Stichtag

20. November 2010 - Vor 100 Jahren: Lew Tolstoi stirbt in Astapowo

Lew Nikolajewitsch Tolstoi wünscht sich ein moralisches, religiöses - schlichtweg ein bescheideneres Dasein. "Meine Lage im Haus ist untragbar geworden", schreibt der 82-Jährige in seinem Abschiedsbrief an seine Frau Sophia Andrejewna. "Von allem anderen abgesehen, kann ich nicht länger in diesen Verhältnissen des Luxus leben."

Zuvor hat Tolstoi vergeblich versucht, Sophia Andrejewna zur Aufgabe der gemeinsamen Besitztümer zu bewegen.
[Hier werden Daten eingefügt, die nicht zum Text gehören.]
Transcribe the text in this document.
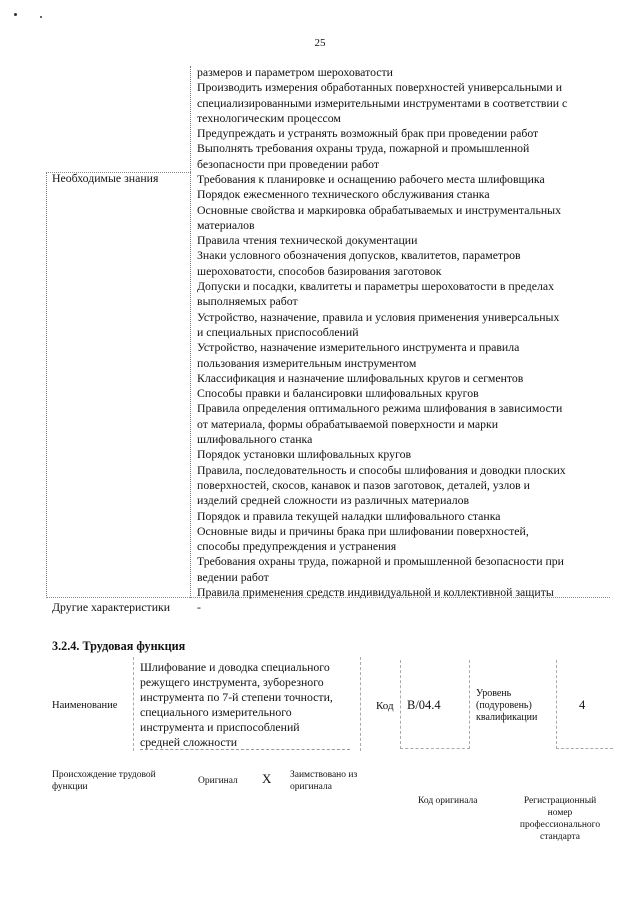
25

размеров и параметром шероховатости

Производить измерения обработанных поверхностей универсальными и

специализированными измерительными инструментами в соответствии с

технологическим процессом

Предупреждать и устранять возможный брак при проведении работ

Выполнять требования охраны труда, пожарной и промышленной

безопасности при проведении работ

Необходимые знания	Требования к планировке и оснащению рабочего места шлифовщика

Порядок ежесменного технического обслуживания станка

Основные свойства и маркировка обрабатываемых и инструментальных

материалов

Правила чтения технической документации

Знаки условного обозначения допусков, квалитетов, параметров

шероховатости, способов базирования заготовок

Допуски и посадки, квалитеты и параметры шероховатости в пределах

выполняемых работ

Устройство, назначение, правила и условия применения универсальных

и специальных приспособлений

Устройство, назначение измерительного инструмента и правила

пользования измерительным инструментом

Классификация и назначение шлифовальных кругов и сегментов

Способы правки и балансировки шлифовальных кругов

Правила определения оптимального режима шлифования в зависимости

от материала, формы обрабатываемой поверхности и марки

шлифовального станка

Порядок установки шлифовальных кругов

Правила, последовательность и способы шлифования и доводки плоских

поверхностей, скосов, канавок и пазов заготовок, деталей, узлов и

изделий средней сложности из различных материалов

Порядок и правила текущей наладки шлифовального станка

Основные виды и причины брака при шлифовании поверхностей,

способы предупреждения и устранения

Требования охраны труда, пожарной и промышленной безопасности при

ведении работ

Правила применения средств индивидуальной и коллективной защиты

Другие характеристики -
3.2.4. Трудовая функция
Наименование
Шлифование и доводка специального
режущего инструмента, зуборезного
инструмента по 7-й степени точности,
специального измерительного
инструмента и приспособлений
средней сложности
Код B/04.4
Уровень
(подуровень)
квалификации
4
Происхождение трудовой
функции
Оригинал X Заимствовано из
оригинала
Код оригинала	Регистрационный
номер
профессионального
стандарта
Ende Oktober 1910 macht sich der Schriftsteller in Begleitung seines Arztes und seiner jüngsten Tochter von seinem Landgut aus auf den Weg, um Konstantinopel und einige Klöster zu besuchen.

Schuld und Reue

Geboren wird Tolstoi 1828 als vierter Sohn eines adeligen Gutsbesitzers in Jasnaja Polnja. Mit neun Jahren wird er Vollwaise. Nach einem halbherzigen Versuch, die Situation der 350 geerbten Leibeigenen zu verbessern, sucht er in Moskau und Sankt Petersburg seit 1848 bei Jagd und Gelagen Zerstreuung im Kreise wohlhabender junger Adliger. Es ist ein Leben in Intervallen, bei dem sich ungezügelte Leidenschaft und  übermäßige Tugend abwechseln. Später wird Tolstoi diese Zeit jugendlicher Vergnügungssucht als "triebgesteuerte Zeit der Schande" ebenso verklären wie seine überglückliche und unschuldige Kinderzeit.
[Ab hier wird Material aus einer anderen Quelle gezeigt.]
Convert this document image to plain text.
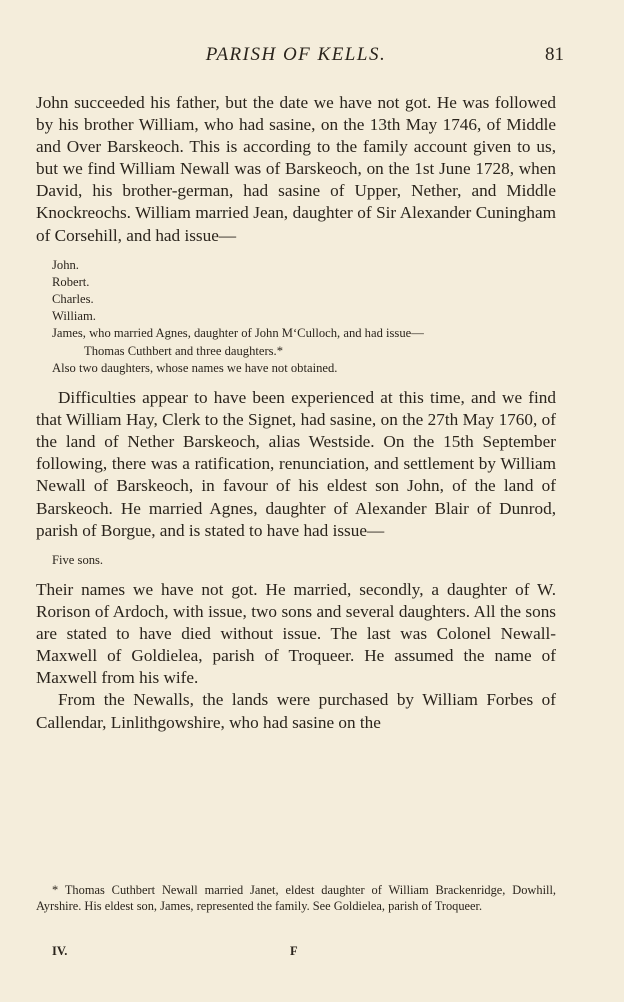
PARISH OF KELLS.	81

John succeeded his father, but the date we have not got. He was followed by his brother William, who had sasine, on the 13th May 1746, of Middle and Over Barskeoch. This is according to the family account given to us, but we find William Newall was of Barskeoch, on the 1st June 1728, when David, his brother-german, had sasine of Upper, Nether, and Middle Knockreochs. William married Jean, daughter of Sir Alexander Cuningham of Corsehill, and had issue—

John.

Robert.

Charles.

William.

James, who married Agnes, daughter of John M‘Culloch, and had issue—

Thomas Cuthbert and three daughters.*

Also two daughters, whose names we have not obtained.

Difficulties appear to have been experienced at this time, and we find that William Hay, Clerk to the Signet, had sasine, on the 27th May 1760, of the land of Nether Barskeoch, alias Westside. On the 15th September following, there was a ratification, renunciation, and settlement by William Newall of Barskeoch, in favour of his eldest son John, of the land of Barskeoch. He married Agnes, daughter of Alexander Blair of Dunrod, parish of Borgue, and is stated to have had issue—

Five sons.

Their names we have not got. He married, secondly, a daughter of W. Rorison of Ardoch, with issue, two sons and several daughters. All the sons are stated to have died without issue. The last was Colonel Newall-Maxwell of Goldielea, parish of Troqueer. He assumed the name of Maxwell from his wife.

From the Newalls, the lands were purchased by William Forbes of Callendar, Linlithgowshire, who had sasine on the

* Thomas Cuthbert Newall married Janet, eldest daughter of William Brackenridge, Dowhill, Ayrshire. His eldest son, James, represented the family. See Goldielea, parish of Troqueer.

IV.	F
1869 erleidet Tolstoi eine von Depressionen, Todesängsten und Selbstzweifeln geprägte "seelische Epilepsie". Zehn Jahre später vollzieht sich endgültig der Wandel hin zu einer tief religiös - von Nächstenliebe und radikaler Gewaltlosigkeit - bestimmten Sicht der Welt. 1884 arbeitet er sogar eine Zeitlang als Schuster, um am einfachen Leben teilzuhaben. Ein Jahr später gründete er den Verlag "Der Vermittler" als Forum religiös-moralischer Schriften. Seine Berühmtheit sorgt für Massenwirkung: Bis 1891 werden 20 Millionen Bücher verkauft.

Anspruchsloses Leben

Im Juli 1891 erscheint Tolstois berühmter Brief, in dem er auf alle Ansprüche an Werken verzichtet, die vor seiner "zweiten Geburt" geschrieben wurden. Dies bezieht sich vor allem auch auf seine Romane "Krieg und Frieden" (1868/69) und "Anna Karenina" (1875-1877), die zu den großen Meisterwerken der Weltliteratur zählen.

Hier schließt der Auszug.